Early and sensitive detection of bacteria in different types of samples and materials has become of special interest in the food industry and hospital environments. Conventional methods rely on classical microbiological protocols that involve bacterial culturing and further biochemical and/or molecular characterization. Bacterial biosensors are being developed to overcome such limitations. Although the principles differ among the different methods, most of the sensors under development require a first step aimed at retaining the targeted bacterium with a ligand-coated surface [
23] and a second step of identification. Lectins, such as concavalin A, have become one of the selected ligands [
24]. The extremely high affinity of BLL2 against a broad spectrum of bacteria could have biotechnological applications, such as trapping bacteria in biosensors, but also in other types of applications involving bacterial capture (i.e., in air or water monitoring).

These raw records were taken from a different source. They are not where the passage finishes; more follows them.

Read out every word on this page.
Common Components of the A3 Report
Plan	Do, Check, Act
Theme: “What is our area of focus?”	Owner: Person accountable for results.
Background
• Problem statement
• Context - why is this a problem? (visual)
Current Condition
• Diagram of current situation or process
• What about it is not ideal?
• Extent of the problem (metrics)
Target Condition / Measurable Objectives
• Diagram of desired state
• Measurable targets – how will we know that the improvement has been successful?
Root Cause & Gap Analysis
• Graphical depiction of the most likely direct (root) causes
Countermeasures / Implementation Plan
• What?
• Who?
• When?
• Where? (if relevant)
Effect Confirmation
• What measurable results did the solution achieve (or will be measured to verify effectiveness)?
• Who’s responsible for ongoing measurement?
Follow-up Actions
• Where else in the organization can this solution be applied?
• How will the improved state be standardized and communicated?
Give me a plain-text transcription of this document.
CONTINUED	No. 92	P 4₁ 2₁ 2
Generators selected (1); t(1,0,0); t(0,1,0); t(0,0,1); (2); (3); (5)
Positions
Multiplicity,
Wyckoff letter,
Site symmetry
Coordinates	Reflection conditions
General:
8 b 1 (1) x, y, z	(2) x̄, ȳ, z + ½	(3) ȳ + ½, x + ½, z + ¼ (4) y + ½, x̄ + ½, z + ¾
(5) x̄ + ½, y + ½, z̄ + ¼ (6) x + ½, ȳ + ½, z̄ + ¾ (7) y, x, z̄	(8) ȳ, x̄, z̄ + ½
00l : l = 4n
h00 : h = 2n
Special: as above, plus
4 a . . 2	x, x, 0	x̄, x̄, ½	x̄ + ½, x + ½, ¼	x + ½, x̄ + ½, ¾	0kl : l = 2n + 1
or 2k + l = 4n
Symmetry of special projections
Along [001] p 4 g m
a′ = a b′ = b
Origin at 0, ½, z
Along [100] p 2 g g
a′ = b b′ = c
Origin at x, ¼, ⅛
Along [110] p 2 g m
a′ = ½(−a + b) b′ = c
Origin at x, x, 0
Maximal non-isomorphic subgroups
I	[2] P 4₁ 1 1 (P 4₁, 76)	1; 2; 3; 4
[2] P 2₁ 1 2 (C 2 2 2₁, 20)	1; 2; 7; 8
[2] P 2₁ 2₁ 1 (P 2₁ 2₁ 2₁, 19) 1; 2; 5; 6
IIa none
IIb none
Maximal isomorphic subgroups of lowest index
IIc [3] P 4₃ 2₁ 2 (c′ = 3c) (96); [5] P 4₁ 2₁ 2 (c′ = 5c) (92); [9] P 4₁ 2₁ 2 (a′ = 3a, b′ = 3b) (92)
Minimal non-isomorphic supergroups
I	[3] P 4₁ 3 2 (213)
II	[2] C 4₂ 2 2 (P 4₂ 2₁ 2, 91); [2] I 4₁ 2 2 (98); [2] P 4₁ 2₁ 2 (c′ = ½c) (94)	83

In summary, here we describe a unique C-type lectin able to interact, at extremely low concentration, with a broad range of bacteria. Additional studies are still needed to test if this property is limited to this lectin or if it could be found in paralog proteins in other Lepidoptera or bracoviruses, which could constitute an arsenal of proteins with very interesting potential industrial and biotechnological applications.